Ten important IRS forms for meeting the 2014 tax deadline
Ten of the important forms frequently downloaded from the IRS website are:
1. Form 1040EZ is the most simplified form for filing a federal income tax return by single or married taxpayers whose annual income is under $100,000.00, who are not over age 65, whose interest income is under $1,500.00, and who are not blind.
2. Form 1040A is another short form for filing a federal income tax return when the taxpayer has deductions that fit one of these three schedules:
Schedule 1 – deduct interest or dividends.
Schedule 2 – deduct child or dependent care expenses.
Schedule 3 – deduct credits for the elderly or disabled.
Form 1040A is quite similar to Form 1040EZ, and also applies to individual or married taxpayers reporting under $100,000.00 in annual income.

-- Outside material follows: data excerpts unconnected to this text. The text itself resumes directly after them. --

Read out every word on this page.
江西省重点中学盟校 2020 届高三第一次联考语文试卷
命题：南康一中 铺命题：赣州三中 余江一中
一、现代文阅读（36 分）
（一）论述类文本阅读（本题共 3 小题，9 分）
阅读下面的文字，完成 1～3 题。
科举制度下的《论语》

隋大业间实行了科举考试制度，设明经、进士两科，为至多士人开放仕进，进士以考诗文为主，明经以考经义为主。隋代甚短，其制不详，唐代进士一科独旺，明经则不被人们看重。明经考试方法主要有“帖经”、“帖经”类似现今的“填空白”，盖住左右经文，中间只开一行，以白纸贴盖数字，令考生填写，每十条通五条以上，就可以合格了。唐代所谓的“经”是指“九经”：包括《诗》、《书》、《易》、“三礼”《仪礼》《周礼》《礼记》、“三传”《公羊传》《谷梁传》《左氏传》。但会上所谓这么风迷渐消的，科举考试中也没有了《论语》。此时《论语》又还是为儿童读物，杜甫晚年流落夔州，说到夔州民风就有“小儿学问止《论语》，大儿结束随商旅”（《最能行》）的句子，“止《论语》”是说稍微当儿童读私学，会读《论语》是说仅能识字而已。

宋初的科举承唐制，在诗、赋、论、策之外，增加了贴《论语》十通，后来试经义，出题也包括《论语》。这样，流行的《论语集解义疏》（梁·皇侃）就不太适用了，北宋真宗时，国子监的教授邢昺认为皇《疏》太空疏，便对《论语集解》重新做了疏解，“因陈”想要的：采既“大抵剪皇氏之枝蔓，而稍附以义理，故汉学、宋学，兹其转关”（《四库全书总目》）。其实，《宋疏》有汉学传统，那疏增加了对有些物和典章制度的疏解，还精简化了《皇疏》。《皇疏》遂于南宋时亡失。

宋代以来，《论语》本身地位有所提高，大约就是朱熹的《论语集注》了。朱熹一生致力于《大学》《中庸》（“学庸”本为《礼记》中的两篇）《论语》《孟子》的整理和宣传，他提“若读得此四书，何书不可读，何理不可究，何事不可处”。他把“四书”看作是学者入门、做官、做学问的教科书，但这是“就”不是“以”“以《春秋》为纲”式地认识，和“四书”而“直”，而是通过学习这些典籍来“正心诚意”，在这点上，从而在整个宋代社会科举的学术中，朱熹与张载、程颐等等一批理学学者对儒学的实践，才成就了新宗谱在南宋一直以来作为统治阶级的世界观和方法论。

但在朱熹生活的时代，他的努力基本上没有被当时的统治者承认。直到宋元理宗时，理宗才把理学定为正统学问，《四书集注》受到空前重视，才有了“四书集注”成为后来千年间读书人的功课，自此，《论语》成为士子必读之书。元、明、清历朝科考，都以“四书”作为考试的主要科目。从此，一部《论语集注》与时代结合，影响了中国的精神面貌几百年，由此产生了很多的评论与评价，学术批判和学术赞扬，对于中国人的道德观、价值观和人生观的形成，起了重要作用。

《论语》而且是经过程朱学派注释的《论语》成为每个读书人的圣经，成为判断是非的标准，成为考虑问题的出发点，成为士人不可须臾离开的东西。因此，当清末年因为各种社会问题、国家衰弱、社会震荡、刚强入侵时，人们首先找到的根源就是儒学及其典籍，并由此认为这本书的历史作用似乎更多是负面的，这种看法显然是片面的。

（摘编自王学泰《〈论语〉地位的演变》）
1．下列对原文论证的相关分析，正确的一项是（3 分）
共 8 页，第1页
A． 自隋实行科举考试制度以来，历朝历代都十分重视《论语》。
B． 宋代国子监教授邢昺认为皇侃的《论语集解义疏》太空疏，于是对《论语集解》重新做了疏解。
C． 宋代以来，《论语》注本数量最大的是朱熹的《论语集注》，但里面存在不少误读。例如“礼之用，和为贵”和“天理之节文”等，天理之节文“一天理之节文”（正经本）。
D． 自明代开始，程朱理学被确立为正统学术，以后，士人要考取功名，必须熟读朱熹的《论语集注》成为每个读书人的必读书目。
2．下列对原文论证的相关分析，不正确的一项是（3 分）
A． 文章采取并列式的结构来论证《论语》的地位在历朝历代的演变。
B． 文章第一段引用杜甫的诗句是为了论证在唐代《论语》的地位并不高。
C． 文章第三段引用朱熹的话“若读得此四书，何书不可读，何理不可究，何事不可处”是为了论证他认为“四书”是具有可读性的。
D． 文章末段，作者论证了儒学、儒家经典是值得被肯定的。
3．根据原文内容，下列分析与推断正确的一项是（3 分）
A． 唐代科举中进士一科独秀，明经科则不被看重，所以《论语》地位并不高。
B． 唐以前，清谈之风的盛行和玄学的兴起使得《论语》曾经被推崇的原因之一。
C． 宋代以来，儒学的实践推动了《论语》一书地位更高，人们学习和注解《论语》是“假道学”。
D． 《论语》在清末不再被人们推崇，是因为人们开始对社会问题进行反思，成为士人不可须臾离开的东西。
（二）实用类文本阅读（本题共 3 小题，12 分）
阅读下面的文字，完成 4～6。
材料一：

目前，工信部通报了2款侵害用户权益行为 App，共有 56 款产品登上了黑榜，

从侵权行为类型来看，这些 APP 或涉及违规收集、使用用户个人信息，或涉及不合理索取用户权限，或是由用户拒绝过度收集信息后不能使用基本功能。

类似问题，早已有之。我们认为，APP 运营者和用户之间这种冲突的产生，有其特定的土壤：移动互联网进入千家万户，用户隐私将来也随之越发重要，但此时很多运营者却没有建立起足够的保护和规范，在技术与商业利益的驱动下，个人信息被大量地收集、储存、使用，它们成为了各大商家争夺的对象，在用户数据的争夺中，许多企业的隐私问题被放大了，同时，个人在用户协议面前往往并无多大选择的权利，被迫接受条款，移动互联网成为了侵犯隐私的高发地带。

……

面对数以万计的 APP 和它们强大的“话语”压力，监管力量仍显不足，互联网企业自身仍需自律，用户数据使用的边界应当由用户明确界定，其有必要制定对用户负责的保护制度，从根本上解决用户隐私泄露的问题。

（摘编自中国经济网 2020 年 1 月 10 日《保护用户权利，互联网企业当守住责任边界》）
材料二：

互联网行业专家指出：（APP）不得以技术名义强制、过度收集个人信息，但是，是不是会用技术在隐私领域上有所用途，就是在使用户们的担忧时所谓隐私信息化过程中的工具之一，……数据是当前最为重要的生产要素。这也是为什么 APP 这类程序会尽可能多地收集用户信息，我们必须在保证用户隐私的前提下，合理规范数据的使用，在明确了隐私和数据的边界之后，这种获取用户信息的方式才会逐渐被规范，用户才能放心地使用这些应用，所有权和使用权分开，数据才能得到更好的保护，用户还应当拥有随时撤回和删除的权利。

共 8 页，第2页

3. Form 1040 is known as the long form for a married of individual taxpayer of any income level filing a federal income tax return. Form 1040 covers basically every deduction possible by allowing taxpayers to apply deductions and report income using applicable formulas chosen from a series of 13-schedules and 14-forms located on the IRS website.
4. Form 1041 is used to report Net Investment Income Tax (NIIT) to Form 1040. NITT went into effect January 1, 2013 and applies a tax of 3.8-percent to trusts, estates, and individuals whose income exceeds certain thresholds starting at $100,000.00.
5. Form W-2 is provided by employers to employees documenting earnings and taxes withheld during the calendar year and provides important information necessary for the completion of Forms 1040EZ, 1040A, or 1040.
6. Form W-9 is a request for taxpayer identification number and certification completed by independent contractors and given to a business or individual wishing to contract for their services.
7. Form 941 is the employer’s quarterly income tax return which accompanies payments to the IRS for Medicare, Social Security, and income taxes withheld from employee payroll.
8. Form 1098 reports tax credits for the charitable contribution of a motor vehicle or payments of student loan interest, college tuition, or home mortgages.
9. Form 1099 Series is used to report income that is not derived from salaries, tips, or wages, and doesn’t exceed $600.00, such as dividends, interest, and self-employment earnings. A Form 1099 is sent by the individual or business making the payment to the recipient of the income, in a manner similar to the employer reporting on employee earnings using a Form W-2.
10. Form 8941 is used to report a tax credit by small businesses or not-for-profit organizations when employer-sponsored health care is provided. This credit is intended to benefit employees earning low- to moderate-incomes, by giving their employers an incentive to write-off health care benefits.
Looking ahead, an enhanced version of the small business employer-sponsored tax credit, per Form 8941, takes effect January 1, 2014, along with the Affordable Insurance Exchange (AIE). The latter is designed to allow individuals and families to use tax credits to purchase healthcare coverage. Check the IRS website in 2014 for revisions to Form 8941 and a new form for the AIE credit.